G. Top-Down vs. Bottom-Up
- Marr and many other researchers have tried to create theories of vision
where the processing from retina to brain does not require higher-level
information to identify the object. (For example, concepts like animals
have 4 legs, or that the sky is above us and is blue or grey, etc.)
- Clearly there are instances where higher level information is required
to resolve the ambiguities in a scene. For example the same shape (N) can
be read horizontally as an en, and vertically as a zee.
- But to what extent does vision rely on top-down processing? Consider
the Kanisza Triangle . (It is in HMW, p. 259.) Here we see an image
of a triangle hovering above the scene, but there is no luminance difference
on the two sides of its edges to allow us to pick out the boundary. Why
do we perceive the edge? Perhaps conceptual information about how other
things blot out other shapes helps us. However, there is some evidence
that this phenomenon is very low level. For example we have evidence from
monkey studies that the "edges" are already processed early in
visual processing. So maybe a bottom up explanation of the Kanisza triangle
effect is more likely.
H. Imagination and Imagery
- Some cognitive scientists have championed the view that imagination
is a separate cognitive ability that provides an alternative to the symbolic
processing story. Brains might contain a special graphic processor along
with (or instead of) a symbolic processor. What advantages would this graphic
processor bring?
- One important idea is that visual imagery carries much more information
that symbolic representations are capable of. A picture is worth a thousand
words. Consulting an image makes things obvious that we would otherwise
have to think out.
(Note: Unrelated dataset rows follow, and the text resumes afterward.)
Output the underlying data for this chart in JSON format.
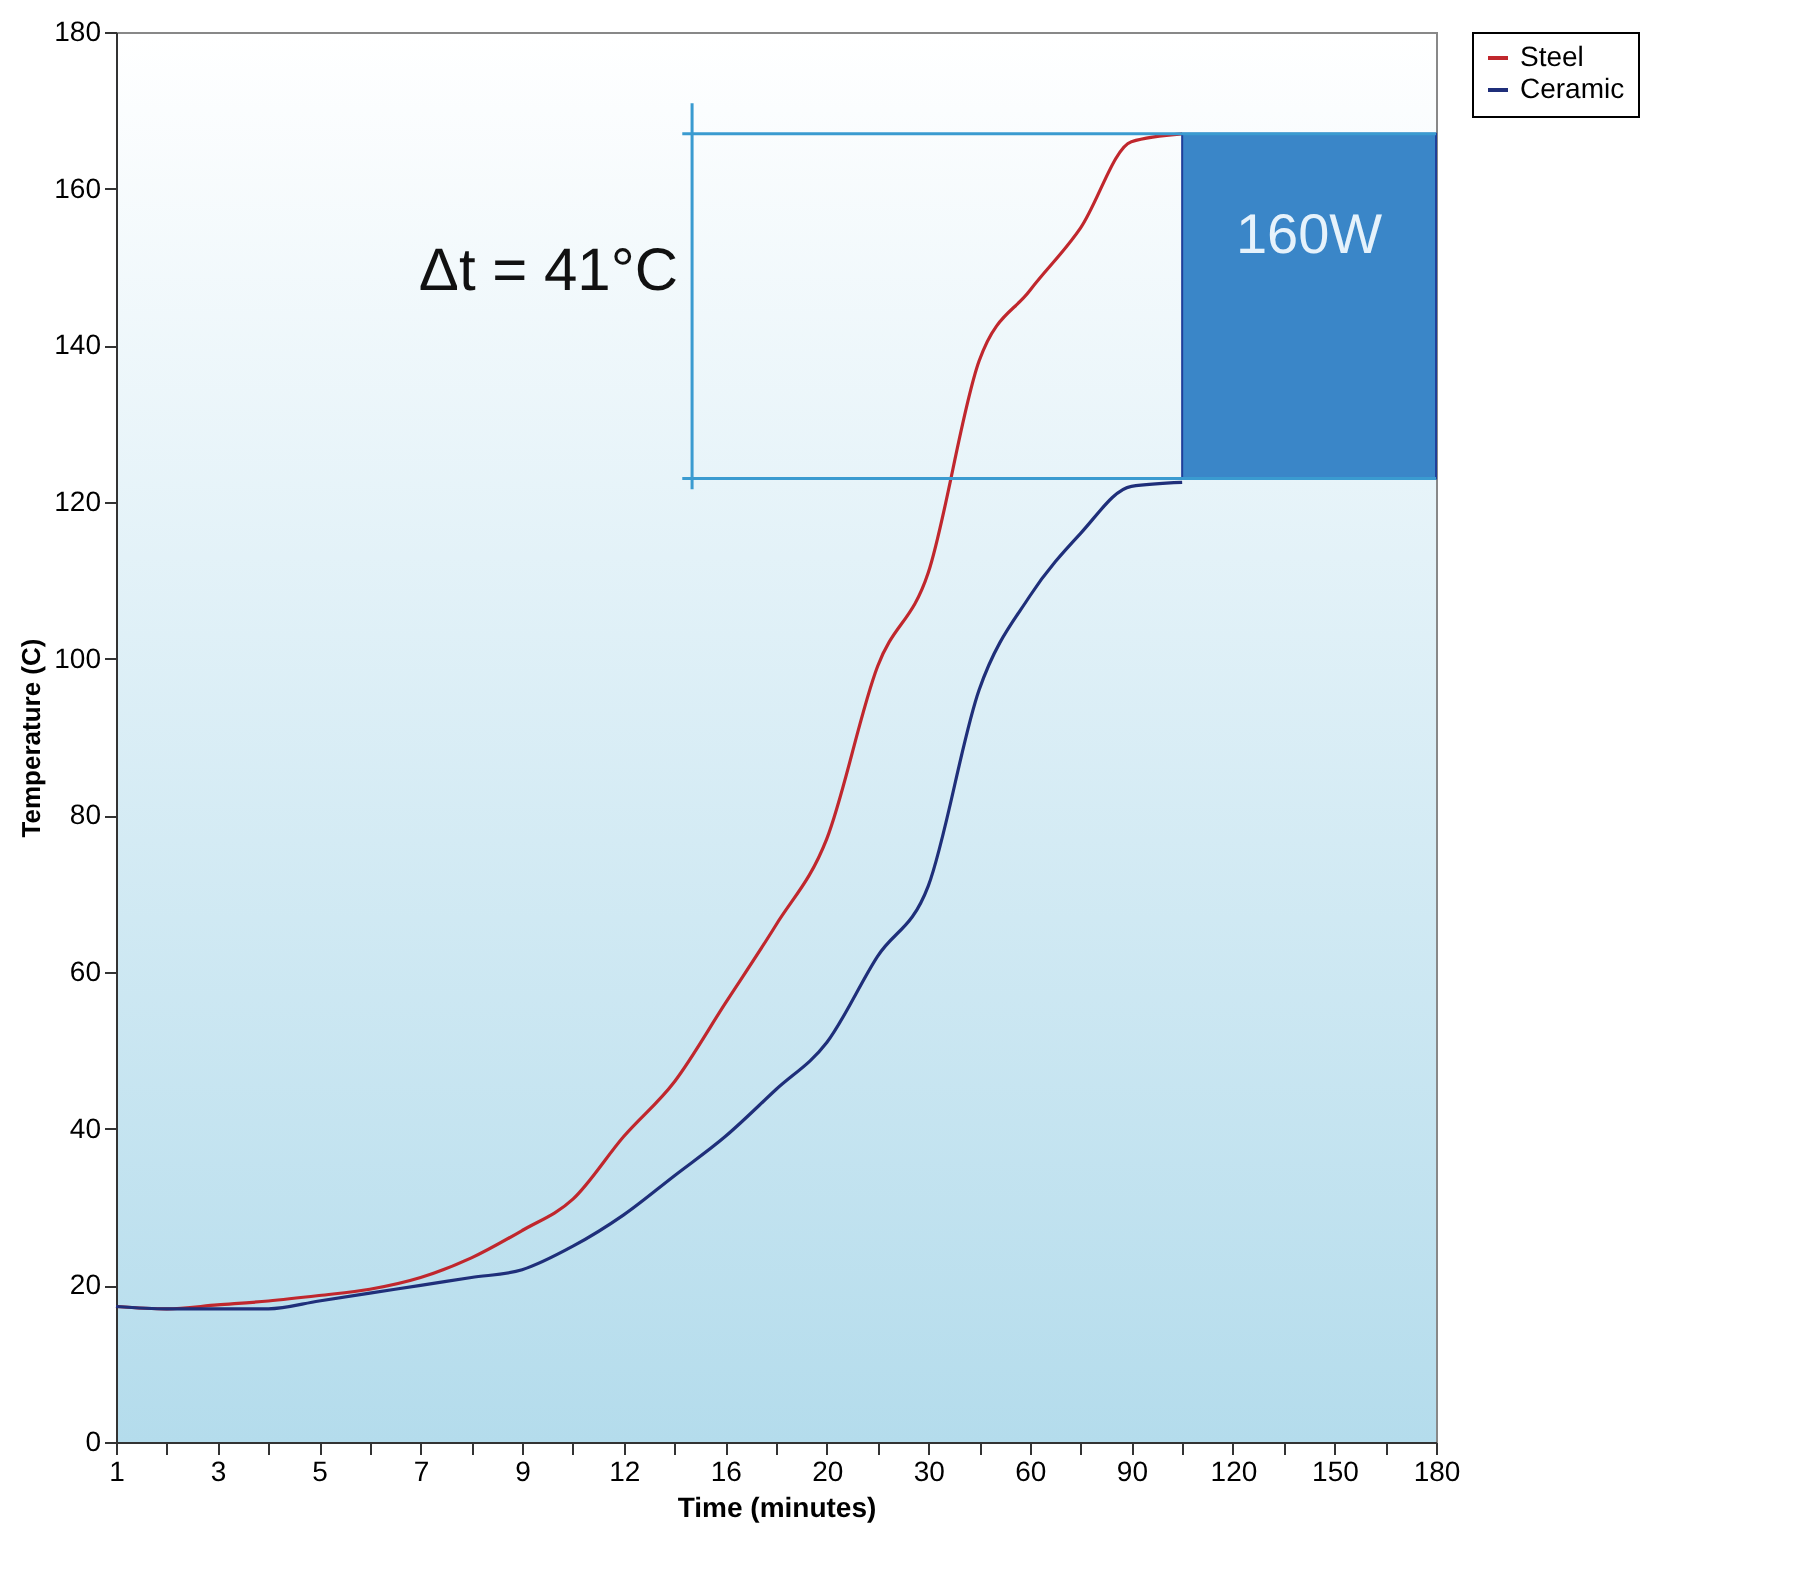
{
  "chart_data": {
    "type": "line",
    "xlabel": "Time (minutes)",
    "ylabel": "Temperature (C)",
    "categories": [
      "1",
      null,
      "3",
      null,
      "5",
      null,
      "7",
      null,
      "9",
      null,
      "12",
      null,
      "16",
      null,
      "20",
      null,
      "30",
      null,
      "60",
      null,
      "90",
      null,
      "120",
      null,
      "150",
      null,
      "180"
    ],
    "series": [
      {
        "name": "Steel",
        "color": "#c0272d",
        "values": [
          17.3,
          17,
          17.5,
          18,
          18.7,
          19.5,
          21,
          23.5,
          27,
          31,
          39,
          46,
          56,
          66,
          77,
          99,
          111,
          138,
          147,
          155,
          166,
          167,
          null,
          null,
          null,
          null,
          null
        ]
      },
      {
        "name": "Ceramic",
        "color": "#1f2f7a",
        "values": [
          17.3,
          17,
          17,
          17,
          18,
          19,
          20,
          21,
          22,
          25,
          29,
          34,
          39,
          45,
          51,
          62,
          71,
          96,
          108,
          116,
          122,
          122.5,
          null,
          null,
          null,
          null,
          null
        ]
      }
    ],
    "ylim": [
      0,
      180
    ],
    "yticks": [
      0,
      20,
      40,
      60,
      80,
      100,
      120,
      140,
      160,
      180
    ],
    "legend": "top right",
    "grid": false,
    "ref_lines": [
      {
        "axis": "y",
        "value": 167,
        "color": "#3a9bd0"
      },
      {
        "axis": "y",
        "value": 123,
        "color": "#3a9bd0"
      }
    ],
    "bands": [
      {
        "axis": "y",
        "from": 123,
        "to": 167,
        "label": "160W",
        "color": "#3a86c8"
      }
    ],
    "annotations": [
      "Δt = 41°C"
    ]
  }
}
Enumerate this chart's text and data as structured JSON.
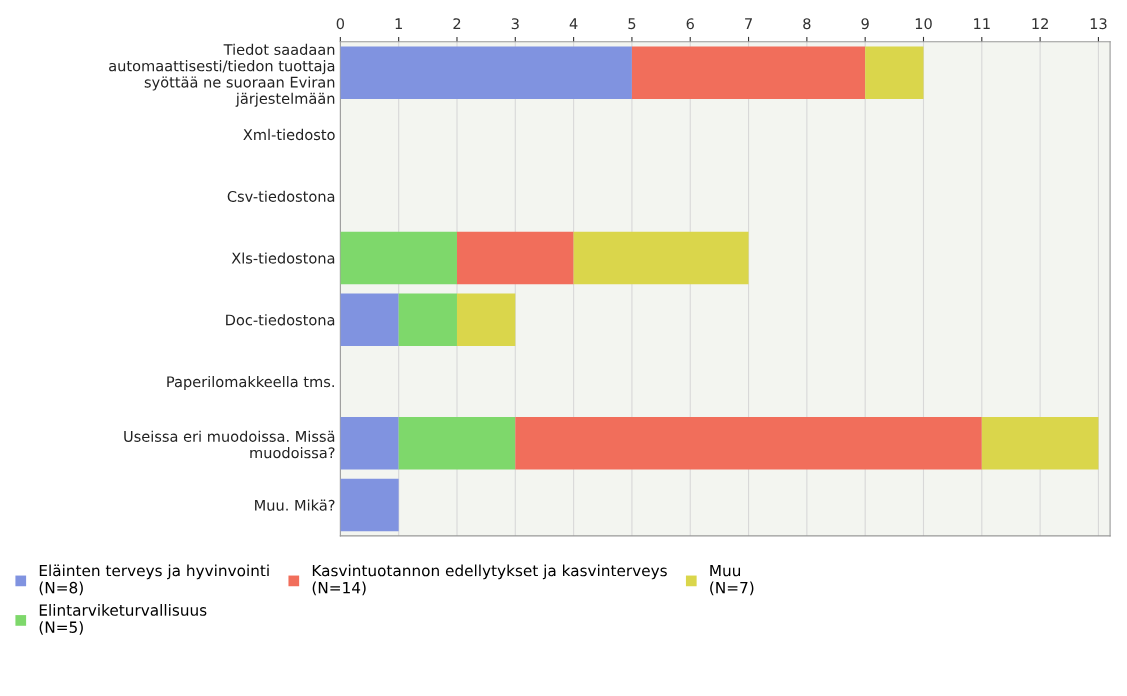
{
  "chart_data": {
    "type": "bar",
    "orientation": "horizontal",
    "stacked": true,
    "categories": [
      "Tiedot saadaan\nautomaattisesti/tiedon tuottaja\nsyöttää ne suoraan Eviran\njärjestelmään",
      "Xml-tiedosto",
      "Csv-tiedostona",
      "Xls-tiedostona",
      "Doc-tiedostona",
      "Paperilomakkeella tms.",
      "Useissa eri muodoissa. Missä\nmuodoissa?",
      "Muu. Mikä?"
    ],
    "series": [
      {
        "name": "Eläinten terveys ja hyvinvointi\n(N=8)",
        "color": "#8093e0",
        "values": [
          5,
          0,
          0,
          0,
          1,
          0,
          1,
          1
        ]
      },
      {
        "name": "Elintarviketurvallisuus\n(N=5)",
        "color": "#7ed86b",
        "values": [
          0,
          0,
          0,
          2,
          1,
          0,
          2,
          0
        ]
      },
      {
        "name": "Kasvintuotannon edellytykset ja kasvinterveys\n(N=14)",
        "color": "#f16e5b",
        "values": [
          4,
          0,
          0,
          2,
          0,
          0,
          8,
          0
        ]
      },
      {
        "name": "Muu\n(N=7)",
        "color": "#dad64b",
        "values": [
          1,
          0,
          0,
          3,
          1,
          0,
          2,
          0
        ]
      }
    ],
    "xlim": [
      0,
      13.2
    ],
    "xticks": [
      0,
      1,
      2,
      3,
      4,
      5,
      6,
      7,
      8,
      9,
      10,
      11,
      12,
      13
    ],
    "grid": "x",
    "legend": "bottom"
  }
}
There are a number of skills such as finding things,
planning errands, trying out ways of building things such as bridges, explaining
continental drift etc., where an ability to imagine the various objects,
actions and likely outcomes is extremely helpful. We can literally see
in our mind's eye the things we should avoid doing when we imagine a course
of events. Imagination gives us foresight. It also allows us to adapt ahead
of time. For example, just by imagining a task, the athlete can train herself
to improve.
- There is excellent evidence that language understanding and reasoning
is based on metaphors which are in turn founded on visual imagery . For
example, top, up ,etc. mean better, stronger (top of his game) down, bottom
mean worse, weaker etc. (in the pits). If I imagine A is to the left of
B and B to the left of C, I instantly "see" that A is to the
left of C.
- There is also evidence that imagination of mental pictures rather than
symbolic representations is crucial to certain cognitive abilities. Kosslyn
had people imagine moving attention from one point to another on a map.
The time to move attention was proportional to the distance on the map
suggesting that attention actually "moves" from point to point
in an imaging space. In another experiment, subjects asked whether two
images matched apparently used a mental rotation technique to solve the
task, for the time it took for solution depended on the angle through which
the image would have to be rotated to align the two.
- Experiments with PET and rCBF scanning show that visual imagination
and other cognitive tasks differ in that the former involve activation
of visual areas of the brain. Research with brain-damaged patients has
shown that brain damage can selectively impair abilities at mental rotation.